Years ago, I owned a Honda 350 motorcycle with a clutch lever that frequently turned to mush and occasionally quit working altogether. I was constantly fiddling with the linkage, trying to take the slop out of the clutch lever. It never occurred to me that the oil used to lubricate the wet clutch could have been the problem. As we’ll see, oil plays a huge role in clutch feel and effectiveness. And, we’ll look at the best motorcycle oil for a wet clutch.
How a motorcycle wet clutch works
First, a few basics.
As shown in the images of a dirt bike wet clutch below, the clutch connects the engine and transmission via a series of alternating friction and steel plates.
The clutch basket (1) is attached to the engine. Friction plates (2) are attached to the clutch basket via splines along their circumference.
The hub (3) is attached to the transmission. Steel plates (4) are attached to the hub via splines on their inside opening.

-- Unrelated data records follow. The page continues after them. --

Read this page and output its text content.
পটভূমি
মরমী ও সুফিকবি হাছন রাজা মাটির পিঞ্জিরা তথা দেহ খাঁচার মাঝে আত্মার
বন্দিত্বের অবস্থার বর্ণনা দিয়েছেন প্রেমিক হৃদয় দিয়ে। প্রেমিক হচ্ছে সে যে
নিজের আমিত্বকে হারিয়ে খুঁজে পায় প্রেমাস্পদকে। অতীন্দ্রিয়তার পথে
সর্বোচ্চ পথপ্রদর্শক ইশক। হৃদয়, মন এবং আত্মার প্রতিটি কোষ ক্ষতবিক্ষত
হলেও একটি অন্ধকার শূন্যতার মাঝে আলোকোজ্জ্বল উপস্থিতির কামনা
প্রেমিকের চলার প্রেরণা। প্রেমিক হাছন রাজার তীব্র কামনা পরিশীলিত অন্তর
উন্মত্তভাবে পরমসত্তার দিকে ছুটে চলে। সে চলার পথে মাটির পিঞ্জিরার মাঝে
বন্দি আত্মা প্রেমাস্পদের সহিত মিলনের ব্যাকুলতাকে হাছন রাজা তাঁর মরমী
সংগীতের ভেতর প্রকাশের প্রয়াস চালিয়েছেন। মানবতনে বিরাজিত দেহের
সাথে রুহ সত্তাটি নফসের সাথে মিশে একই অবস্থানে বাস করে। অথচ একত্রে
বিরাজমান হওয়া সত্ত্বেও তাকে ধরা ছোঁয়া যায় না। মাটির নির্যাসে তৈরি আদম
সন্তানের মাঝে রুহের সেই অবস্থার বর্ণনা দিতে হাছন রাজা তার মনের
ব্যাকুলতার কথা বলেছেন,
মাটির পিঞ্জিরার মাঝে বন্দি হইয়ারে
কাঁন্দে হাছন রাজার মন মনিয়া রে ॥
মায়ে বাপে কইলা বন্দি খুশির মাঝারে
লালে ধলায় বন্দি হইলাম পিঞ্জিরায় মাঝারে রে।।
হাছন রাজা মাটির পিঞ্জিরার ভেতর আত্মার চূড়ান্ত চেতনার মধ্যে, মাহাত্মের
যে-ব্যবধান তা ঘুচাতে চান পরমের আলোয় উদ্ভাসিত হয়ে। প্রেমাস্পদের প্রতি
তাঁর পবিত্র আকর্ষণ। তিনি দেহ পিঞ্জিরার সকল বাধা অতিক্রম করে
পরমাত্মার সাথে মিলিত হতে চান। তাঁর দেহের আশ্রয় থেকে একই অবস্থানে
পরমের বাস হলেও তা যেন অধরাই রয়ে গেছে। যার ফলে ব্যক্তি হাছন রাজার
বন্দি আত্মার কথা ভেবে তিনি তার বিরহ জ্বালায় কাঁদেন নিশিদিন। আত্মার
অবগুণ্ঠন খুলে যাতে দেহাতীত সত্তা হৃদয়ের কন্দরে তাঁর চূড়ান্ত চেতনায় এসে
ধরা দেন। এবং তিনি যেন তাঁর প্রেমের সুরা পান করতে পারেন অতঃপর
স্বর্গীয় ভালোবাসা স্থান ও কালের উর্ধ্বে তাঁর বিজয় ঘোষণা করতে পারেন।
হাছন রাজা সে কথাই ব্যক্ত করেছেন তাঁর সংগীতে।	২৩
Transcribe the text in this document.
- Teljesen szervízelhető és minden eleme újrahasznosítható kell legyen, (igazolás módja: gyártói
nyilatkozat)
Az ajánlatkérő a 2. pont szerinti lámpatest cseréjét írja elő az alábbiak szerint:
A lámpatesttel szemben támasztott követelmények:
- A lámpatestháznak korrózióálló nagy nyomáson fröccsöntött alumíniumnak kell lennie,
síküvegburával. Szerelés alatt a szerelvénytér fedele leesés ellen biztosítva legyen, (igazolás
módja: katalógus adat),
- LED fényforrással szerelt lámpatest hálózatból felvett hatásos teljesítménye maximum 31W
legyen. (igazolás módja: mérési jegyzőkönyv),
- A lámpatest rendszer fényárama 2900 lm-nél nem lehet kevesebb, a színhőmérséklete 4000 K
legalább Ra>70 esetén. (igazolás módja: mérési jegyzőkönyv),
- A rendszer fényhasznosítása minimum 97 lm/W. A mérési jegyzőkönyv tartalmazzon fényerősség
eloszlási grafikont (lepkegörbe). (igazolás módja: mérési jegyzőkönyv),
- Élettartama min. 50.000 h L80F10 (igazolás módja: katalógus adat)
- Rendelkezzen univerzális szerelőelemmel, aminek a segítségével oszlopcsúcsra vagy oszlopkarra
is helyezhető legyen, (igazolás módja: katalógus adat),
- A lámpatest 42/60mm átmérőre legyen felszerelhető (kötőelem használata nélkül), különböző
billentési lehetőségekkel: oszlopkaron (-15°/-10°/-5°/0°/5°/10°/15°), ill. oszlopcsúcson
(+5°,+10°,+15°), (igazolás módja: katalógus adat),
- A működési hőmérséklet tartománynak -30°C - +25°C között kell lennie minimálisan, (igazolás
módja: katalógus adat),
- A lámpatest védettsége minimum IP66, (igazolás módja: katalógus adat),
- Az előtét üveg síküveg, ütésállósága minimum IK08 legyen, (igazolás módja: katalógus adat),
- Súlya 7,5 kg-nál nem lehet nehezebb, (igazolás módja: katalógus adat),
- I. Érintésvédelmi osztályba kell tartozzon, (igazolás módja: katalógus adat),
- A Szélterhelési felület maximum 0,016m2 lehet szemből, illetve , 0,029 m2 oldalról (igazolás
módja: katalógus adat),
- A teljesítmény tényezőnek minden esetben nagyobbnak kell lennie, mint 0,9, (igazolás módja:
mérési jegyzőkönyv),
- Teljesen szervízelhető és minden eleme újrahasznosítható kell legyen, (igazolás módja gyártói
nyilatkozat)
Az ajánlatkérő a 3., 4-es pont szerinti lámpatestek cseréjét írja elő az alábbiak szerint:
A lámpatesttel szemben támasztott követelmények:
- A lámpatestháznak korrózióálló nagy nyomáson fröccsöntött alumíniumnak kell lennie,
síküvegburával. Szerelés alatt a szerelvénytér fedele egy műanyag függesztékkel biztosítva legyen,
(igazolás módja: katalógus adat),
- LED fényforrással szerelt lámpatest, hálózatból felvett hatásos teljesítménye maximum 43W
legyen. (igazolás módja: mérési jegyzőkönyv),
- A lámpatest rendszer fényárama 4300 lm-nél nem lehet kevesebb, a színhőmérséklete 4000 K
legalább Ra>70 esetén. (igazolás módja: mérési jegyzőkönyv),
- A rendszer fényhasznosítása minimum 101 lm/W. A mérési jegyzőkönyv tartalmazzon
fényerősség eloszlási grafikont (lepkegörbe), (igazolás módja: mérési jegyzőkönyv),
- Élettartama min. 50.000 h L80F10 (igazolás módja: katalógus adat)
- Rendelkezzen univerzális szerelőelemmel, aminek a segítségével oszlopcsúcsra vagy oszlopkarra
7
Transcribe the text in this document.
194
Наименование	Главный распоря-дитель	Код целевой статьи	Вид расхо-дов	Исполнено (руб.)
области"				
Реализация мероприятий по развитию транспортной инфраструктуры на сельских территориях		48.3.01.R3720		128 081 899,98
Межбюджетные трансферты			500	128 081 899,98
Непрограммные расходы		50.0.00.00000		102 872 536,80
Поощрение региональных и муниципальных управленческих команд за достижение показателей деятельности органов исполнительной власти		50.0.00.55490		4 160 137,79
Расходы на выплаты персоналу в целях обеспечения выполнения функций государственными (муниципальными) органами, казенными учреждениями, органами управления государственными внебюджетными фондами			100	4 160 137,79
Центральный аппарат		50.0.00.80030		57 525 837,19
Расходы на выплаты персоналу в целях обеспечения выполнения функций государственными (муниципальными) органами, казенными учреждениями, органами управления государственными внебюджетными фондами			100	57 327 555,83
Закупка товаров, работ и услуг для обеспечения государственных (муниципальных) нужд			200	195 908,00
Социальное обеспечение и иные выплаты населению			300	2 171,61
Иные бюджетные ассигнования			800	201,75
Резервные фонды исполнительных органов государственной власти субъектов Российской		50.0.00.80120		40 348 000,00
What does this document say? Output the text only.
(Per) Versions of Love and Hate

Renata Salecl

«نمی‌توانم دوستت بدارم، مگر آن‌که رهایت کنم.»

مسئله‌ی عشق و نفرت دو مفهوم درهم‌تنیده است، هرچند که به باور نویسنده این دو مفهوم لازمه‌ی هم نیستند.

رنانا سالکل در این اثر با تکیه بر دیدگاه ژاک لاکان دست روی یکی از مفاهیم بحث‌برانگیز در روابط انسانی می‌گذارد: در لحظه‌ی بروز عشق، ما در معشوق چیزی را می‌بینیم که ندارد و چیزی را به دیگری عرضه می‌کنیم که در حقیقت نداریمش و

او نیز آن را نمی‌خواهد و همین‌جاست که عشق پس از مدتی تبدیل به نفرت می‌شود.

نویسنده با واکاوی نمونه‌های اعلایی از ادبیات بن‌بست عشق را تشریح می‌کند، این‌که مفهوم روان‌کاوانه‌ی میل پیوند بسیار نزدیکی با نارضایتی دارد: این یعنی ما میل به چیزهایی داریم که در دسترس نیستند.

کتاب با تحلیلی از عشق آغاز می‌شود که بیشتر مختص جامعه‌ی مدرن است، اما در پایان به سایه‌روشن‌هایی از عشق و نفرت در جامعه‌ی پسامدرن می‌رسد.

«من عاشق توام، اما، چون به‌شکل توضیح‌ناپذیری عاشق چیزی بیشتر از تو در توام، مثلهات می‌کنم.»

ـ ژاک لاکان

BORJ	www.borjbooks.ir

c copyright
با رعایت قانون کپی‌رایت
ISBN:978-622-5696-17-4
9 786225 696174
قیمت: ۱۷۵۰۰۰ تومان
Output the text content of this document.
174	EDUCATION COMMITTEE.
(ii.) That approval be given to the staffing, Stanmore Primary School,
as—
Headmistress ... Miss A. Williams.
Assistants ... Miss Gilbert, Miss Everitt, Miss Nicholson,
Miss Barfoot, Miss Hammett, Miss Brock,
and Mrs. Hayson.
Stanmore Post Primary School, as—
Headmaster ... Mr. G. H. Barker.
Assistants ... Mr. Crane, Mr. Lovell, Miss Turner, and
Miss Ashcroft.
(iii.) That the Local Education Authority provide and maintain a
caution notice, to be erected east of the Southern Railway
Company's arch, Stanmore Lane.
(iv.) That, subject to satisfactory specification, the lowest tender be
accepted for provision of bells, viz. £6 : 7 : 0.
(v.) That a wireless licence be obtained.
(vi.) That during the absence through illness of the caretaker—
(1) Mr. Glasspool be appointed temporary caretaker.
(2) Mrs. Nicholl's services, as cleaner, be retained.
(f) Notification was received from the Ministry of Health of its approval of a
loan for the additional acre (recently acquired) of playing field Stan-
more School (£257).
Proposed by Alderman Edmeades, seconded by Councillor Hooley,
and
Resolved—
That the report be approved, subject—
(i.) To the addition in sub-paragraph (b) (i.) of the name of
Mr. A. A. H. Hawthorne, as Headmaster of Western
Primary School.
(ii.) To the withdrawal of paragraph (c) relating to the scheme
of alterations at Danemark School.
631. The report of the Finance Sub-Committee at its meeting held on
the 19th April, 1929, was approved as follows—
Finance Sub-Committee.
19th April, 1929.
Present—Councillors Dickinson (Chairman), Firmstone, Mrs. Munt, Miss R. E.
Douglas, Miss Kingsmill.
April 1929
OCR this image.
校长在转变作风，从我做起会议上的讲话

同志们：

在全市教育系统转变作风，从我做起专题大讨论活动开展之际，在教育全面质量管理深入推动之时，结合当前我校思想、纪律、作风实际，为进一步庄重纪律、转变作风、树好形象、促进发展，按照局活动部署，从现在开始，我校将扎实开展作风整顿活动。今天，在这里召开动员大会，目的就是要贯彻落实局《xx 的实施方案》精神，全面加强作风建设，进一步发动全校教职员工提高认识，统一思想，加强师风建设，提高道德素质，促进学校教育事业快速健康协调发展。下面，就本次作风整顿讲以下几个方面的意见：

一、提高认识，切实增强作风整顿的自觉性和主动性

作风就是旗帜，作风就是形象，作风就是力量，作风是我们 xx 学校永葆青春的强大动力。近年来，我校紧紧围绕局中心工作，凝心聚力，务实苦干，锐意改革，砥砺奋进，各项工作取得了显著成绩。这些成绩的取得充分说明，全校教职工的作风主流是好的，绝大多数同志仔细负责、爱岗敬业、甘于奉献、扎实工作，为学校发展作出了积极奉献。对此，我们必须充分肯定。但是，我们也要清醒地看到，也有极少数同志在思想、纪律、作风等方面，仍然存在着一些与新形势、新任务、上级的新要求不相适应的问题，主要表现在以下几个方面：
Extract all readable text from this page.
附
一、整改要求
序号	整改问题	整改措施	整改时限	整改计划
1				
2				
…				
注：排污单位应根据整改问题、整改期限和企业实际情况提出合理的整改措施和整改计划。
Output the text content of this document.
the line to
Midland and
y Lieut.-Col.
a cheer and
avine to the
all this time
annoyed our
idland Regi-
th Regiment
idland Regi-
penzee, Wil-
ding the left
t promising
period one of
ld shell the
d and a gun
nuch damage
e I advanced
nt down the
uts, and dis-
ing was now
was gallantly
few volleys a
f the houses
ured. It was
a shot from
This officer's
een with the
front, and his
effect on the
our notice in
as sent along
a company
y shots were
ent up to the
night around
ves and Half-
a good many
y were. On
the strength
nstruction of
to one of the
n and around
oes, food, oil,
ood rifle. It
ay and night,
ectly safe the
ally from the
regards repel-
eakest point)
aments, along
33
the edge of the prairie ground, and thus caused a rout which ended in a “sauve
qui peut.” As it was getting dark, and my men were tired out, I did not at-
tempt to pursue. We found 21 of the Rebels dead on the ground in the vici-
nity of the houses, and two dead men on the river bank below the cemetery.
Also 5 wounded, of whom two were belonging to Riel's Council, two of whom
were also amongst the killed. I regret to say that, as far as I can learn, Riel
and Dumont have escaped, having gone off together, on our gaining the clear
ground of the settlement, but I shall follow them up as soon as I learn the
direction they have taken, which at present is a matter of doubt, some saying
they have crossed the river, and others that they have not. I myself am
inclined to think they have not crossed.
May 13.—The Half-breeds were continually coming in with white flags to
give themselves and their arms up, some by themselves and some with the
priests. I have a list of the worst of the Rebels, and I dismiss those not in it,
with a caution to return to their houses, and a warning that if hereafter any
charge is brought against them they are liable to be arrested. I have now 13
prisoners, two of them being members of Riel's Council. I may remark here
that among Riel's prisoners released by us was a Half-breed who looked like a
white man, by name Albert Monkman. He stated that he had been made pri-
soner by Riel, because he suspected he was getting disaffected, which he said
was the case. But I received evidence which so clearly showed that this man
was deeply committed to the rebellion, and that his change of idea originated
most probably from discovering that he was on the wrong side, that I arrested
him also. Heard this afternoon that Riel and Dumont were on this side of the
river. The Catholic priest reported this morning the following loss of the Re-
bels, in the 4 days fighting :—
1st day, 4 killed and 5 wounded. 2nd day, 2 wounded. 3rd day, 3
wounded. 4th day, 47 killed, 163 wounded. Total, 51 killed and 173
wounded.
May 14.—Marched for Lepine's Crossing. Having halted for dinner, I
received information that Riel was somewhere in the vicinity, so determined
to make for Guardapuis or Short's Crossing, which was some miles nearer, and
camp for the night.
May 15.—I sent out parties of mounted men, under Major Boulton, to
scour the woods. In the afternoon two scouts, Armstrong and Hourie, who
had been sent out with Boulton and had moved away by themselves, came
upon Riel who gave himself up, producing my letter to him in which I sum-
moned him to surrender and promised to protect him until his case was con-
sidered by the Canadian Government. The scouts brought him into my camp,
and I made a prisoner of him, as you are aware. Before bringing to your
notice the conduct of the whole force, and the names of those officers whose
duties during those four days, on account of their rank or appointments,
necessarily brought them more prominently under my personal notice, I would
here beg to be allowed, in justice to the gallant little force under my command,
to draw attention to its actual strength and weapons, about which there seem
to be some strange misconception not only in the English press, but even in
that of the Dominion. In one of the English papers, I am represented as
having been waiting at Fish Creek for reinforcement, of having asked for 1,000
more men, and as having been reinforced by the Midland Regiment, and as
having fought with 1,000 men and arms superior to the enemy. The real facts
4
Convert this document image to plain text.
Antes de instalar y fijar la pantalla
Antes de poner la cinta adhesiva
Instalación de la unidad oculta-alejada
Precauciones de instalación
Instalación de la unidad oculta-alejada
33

The hub fits inside the clutch basket and the friction and steel plates are woven together, connecting the two components and creating one assembly.
The pressure plate (5) squeezes the friction and steel plates together, binding the engine to the transmission and moving the bike. Squeezing the clutch lever relieves pressure, allowing the friction and steel plates to separate and rotate independently. Now the engine can idle without the bike moving.
Wet clutches are widely used in motorcycles and dirt bikes. The term simply means the clutch is lubricated with oil, as opposed to a dry clutch. Friction plays a big role in proper clutch operation.
To illustrate, imagine sitting aboard a motorcycle or dirt bike with the clutch lever activated, idling at a red light or in a starting gate.
The friction and steel plates are separated, allowing the bike to run without moving. The light turns green or the gate drops. As you let out the clutch lever, the plates squeeze together. The transition from the friction and steel plates spinning independently to becoming locked together is an example of dynamic friction. Once the plates are locked together and spinning in unison, they’re subject to the principles of static friction.
Oil vital to clutch performance
Motor oil plays a vital role in both areas.
The formulation influences the dynamic friction you experience, which is best thought of as clutch feel.
Oils with incorrect frictional properties can result in inconsistent, or “loose,” clutch feel. This negatively affects your ability to confidently pull away from a red light without the bike cutting out, or start quickly and grab the holeshot in a race.
The oil also contributes to the holding power, or static friction, between the plates once the clutch lever has been let all the way out and you’re riding.
Oils with incorrect frictional properties can allow the plates to slip in some circumstances, which you’ll feel as lost power to the ground.
A powerful V-twin riding up a hill, for example, can generate sufficient load to cause the clutch plates to slip and the bike to surge.
The oil’s additive chemistry has the greatest effect on performance. Friction modifiers, added to some passenger car/light truck motor oils to maximize fuel economy, can decrease the coefficient of friction within the clutch pack and result in excessive slippage. Extreme-pressure additives, commonly used in gear lubes to protect against shock loads and intense pressures, can cause excessive clutch slippage and related damage.
Best motorcycle oil for a wet clutch
The key is to use a lubricant specifically formulated for wet clutches, such as AMSOIL synthetic motorcycle and dirt bike oils.
They contain no friction modifiers or extreme-pressure additives. They’re dialed-in with the correct frictional properties to promote smooth shifts and consistent clutch feel while guarding against wear for long clutch life.
Using the best oil for a motorcycle or dirt bike wet clutch will help you focus on riding instead of wasting time on unplanned maintenance.